Saturday, May 26, 2007 1:55:55 PM

Post# of 12660
march nytimes

...Dendreon tested Provenge in men who had prostate cancer that had spread to other parts of the body and was no longer being controlled by hormone therapy, but was also not causing symptoms. Roughly 50,000 men in the United States are in this category, and they generally survive only a year or two, Dr. Christopher Logothetis of M. D. Anderson Cancer Center, a consultant to Dendreon, told the panel.

Only one drug has been shown to lengthen the lives of these men: the chemotherapy drug Taxotere, also called docetaxel, which has extended survival by about two and a half months. But it has severe side effects, and many men opt not to use it.

In its main trial, Provenge extended median survival by 4.5 months — to 25.9 months for the treated patients versus 21.4 months for those receiving a placebo. After three years, 34 percent of patients who got Provenge were alive compared with 11 percent of those who got a placebo. Provenge also had generally mild side effects like fever and chills, though there was some signs it could raise the risk of strokes.

Still, skeptics on the committee pointed out that the main trial was small, only 127 patients. A second trial, even smaller, showed a survival advantage of 3.3 months, but that was not statistically significant.

Moreover, the goal of both trials had been to show that the drug stopped the advance of the cancer, which it did not. The F.D.A. reviewers raised questions about whether the survival results might have occurred just by chance.

So even as they voted that the drug looked effective, most panel members expressed some reservations.

Richard J. Chappell, a University of Wisconsin biostatistician and a committee member, voted against the drug’s efficacy. “I realize the need for hope,” Dr.
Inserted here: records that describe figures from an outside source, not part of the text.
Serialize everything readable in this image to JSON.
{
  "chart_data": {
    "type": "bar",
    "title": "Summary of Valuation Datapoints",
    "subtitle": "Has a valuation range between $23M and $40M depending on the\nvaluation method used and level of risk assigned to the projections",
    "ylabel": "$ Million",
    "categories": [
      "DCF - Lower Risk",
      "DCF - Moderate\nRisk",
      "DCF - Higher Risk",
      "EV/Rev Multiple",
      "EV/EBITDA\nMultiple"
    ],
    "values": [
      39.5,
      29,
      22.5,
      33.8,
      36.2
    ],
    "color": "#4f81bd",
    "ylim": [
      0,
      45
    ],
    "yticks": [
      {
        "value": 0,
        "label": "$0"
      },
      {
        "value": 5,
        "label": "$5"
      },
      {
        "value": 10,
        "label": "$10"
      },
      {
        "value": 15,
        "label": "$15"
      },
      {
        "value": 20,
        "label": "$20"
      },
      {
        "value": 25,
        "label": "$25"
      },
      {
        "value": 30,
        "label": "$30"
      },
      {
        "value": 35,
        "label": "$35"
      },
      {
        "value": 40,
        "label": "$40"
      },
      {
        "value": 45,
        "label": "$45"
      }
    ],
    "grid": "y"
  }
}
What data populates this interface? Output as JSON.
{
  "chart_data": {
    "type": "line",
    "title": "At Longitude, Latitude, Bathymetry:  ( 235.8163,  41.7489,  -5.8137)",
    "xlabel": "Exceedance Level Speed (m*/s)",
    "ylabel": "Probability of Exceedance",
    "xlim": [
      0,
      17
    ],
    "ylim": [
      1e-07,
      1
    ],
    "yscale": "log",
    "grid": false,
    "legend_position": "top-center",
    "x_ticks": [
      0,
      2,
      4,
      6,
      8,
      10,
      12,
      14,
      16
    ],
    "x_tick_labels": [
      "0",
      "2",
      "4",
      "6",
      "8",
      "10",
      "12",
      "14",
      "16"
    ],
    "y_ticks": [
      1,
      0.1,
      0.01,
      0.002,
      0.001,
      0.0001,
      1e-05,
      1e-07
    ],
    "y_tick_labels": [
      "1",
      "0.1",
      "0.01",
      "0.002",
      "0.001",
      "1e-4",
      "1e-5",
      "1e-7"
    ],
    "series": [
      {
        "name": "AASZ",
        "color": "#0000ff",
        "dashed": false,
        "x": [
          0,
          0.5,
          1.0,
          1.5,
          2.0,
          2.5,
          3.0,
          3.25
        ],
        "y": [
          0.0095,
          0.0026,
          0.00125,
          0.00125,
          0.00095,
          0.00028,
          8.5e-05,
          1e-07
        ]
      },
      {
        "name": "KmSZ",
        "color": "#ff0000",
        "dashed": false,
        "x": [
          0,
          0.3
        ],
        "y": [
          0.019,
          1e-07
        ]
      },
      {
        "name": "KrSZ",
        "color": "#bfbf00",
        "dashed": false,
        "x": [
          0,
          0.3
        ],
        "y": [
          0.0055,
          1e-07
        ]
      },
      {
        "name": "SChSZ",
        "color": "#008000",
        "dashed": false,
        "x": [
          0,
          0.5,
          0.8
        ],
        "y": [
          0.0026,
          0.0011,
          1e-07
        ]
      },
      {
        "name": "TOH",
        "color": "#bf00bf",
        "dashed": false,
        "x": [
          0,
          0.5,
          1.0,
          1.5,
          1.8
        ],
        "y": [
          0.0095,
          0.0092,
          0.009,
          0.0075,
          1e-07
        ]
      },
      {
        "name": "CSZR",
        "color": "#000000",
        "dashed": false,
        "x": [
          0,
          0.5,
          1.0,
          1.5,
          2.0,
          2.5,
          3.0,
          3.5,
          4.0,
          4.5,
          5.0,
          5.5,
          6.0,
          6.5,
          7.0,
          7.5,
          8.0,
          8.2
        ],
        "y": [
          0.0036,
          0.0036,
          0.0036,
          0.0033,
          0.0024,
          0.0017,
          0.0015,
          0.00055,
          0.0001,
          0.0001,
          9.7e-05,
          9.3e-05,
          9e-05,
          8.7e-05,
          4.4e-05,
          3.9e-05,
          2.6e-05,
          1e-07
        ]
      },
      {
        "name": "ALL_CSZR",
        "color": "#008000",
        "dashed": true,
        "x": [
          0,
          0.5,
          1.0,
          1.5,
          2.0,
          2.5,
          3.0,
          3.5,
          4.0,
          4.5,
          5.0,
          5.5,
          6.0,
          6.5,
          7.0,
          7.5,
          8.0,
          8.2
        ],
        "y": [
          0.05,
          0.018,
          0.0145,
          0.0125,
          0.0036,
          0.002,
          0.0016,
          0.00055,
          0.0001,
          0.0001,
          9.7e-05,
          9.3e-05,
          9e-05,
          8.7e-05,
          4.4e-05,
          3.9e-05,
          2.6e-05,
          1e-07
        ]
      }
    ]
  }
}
Chappell said, “but I don’t want to give the hope on a false premise.”

Other panel members urged approval, especially given the novel nature of the treatment. “New fields are hard to foray into if we wait till everything’s perfect,” said Sharon Terry, a consumer representative on the committee.

About a dozen prostate cancer patients or advocates implored the committee to look past statistical rigidities and consider their plight.

“This kind of drug, Provenge, is all I can think of right now to give me hope,” said Steve Fleischmann of Seattle, who said he hoped to survive his prostate cancer to see his two young children grow up. “What is the harm of approving a drug that has been shown to let men live longer?”

To make the treatment, Dendreon mixes the patient’s immune system cells with a genetically engineered protein that is a combination of an immune booster and a molecule often found in prostate cancer cells but rarely elsewhere in the body. When the cells are put back into the patient’s body, they are thought to stimulate the immune system to attack any cells bearing the telltale molecule — meaning mainly the tumor. Three treatments are needed, two weeks apart.